HAPPY BIRTHDAY TO ME

Now a day, the birthdays come so soon and very often; though it is actually daunting to revel amidst the melee of accumulated friends and foes, who appear meekly and subdued on the special occasions for reasons best known only to them but none else. While, the ritualistic encrypted orgies are exceptionally scary, somberly suffocating and obliquely intruding; I usually find myself, as a pertinent rule, perched atop mounds of quickly scripted encomiums of plasticity and addressing them in nihilistic languages not audible to them.
How often have I buried myself inside the burrows of self denials, honestly I do not know. Yet unwittingly, I have been discovering myself at the neatly made makeshift sacrosanct parties, as the only and one scapegoat, ready for the sumptuous feast; strangely arranged in my own honor. Even though, I would not have cheered on such festivities, I nevertheless have regularly faked happiness for the kind benefit of the unduly expectant and extra cautious proud guests of questionable substances. In turn, they have most readily; let me bask in yearlong non-animus gloomy glories of the unwillingly spent years, as a weighted barter deal.
The unceremonious and unwelcome birthdays are abject realities that one can not fully escape or postpone for a tomorrow for they are like the ugly looking bereavements. I know, the anointments must go on so that a surrendered mummification happens, still on a sneaky tomorrow.
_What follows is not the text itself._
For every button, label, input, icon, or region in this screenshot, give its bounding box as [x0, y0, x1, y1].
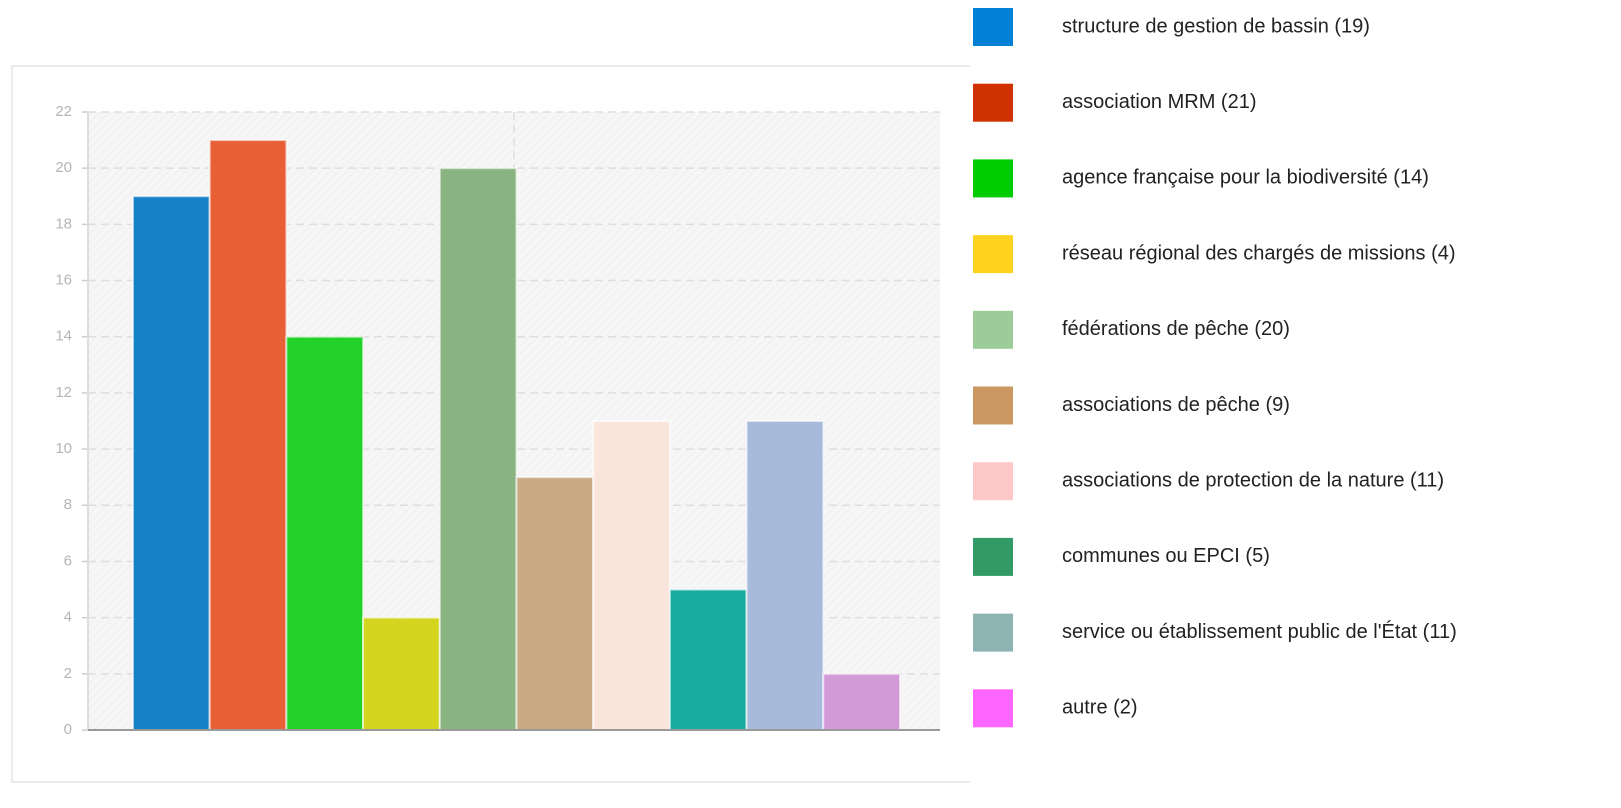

The birthdays are only, facades nothing more, I think.
For some compelling urges, we routinely buy stinking cakes, malformed balloons and suspected loyalties at still higher rates, years after years to reinforce and renew our sagging and waning whims in order to exhibit the newfound maturities surreptitiously at the hurriedly assembled birthday bashes, ours and theirs. Perhaps, we like to wear freshly stitched fanciful dresses for a special day. However, the context never changes, for sure.
To salvage myself partially, I prefer to spend my times anonymously by hiding the days-after in shame, drawing fresh air in dimly lit dingy rooms in agog and agony, though to no avail. I then come to realize always that the next birthdays are coming yet again and I must reach the decorated vestibules in smelling smiles to receive the surging and competing guests, still again, with dwindling courage.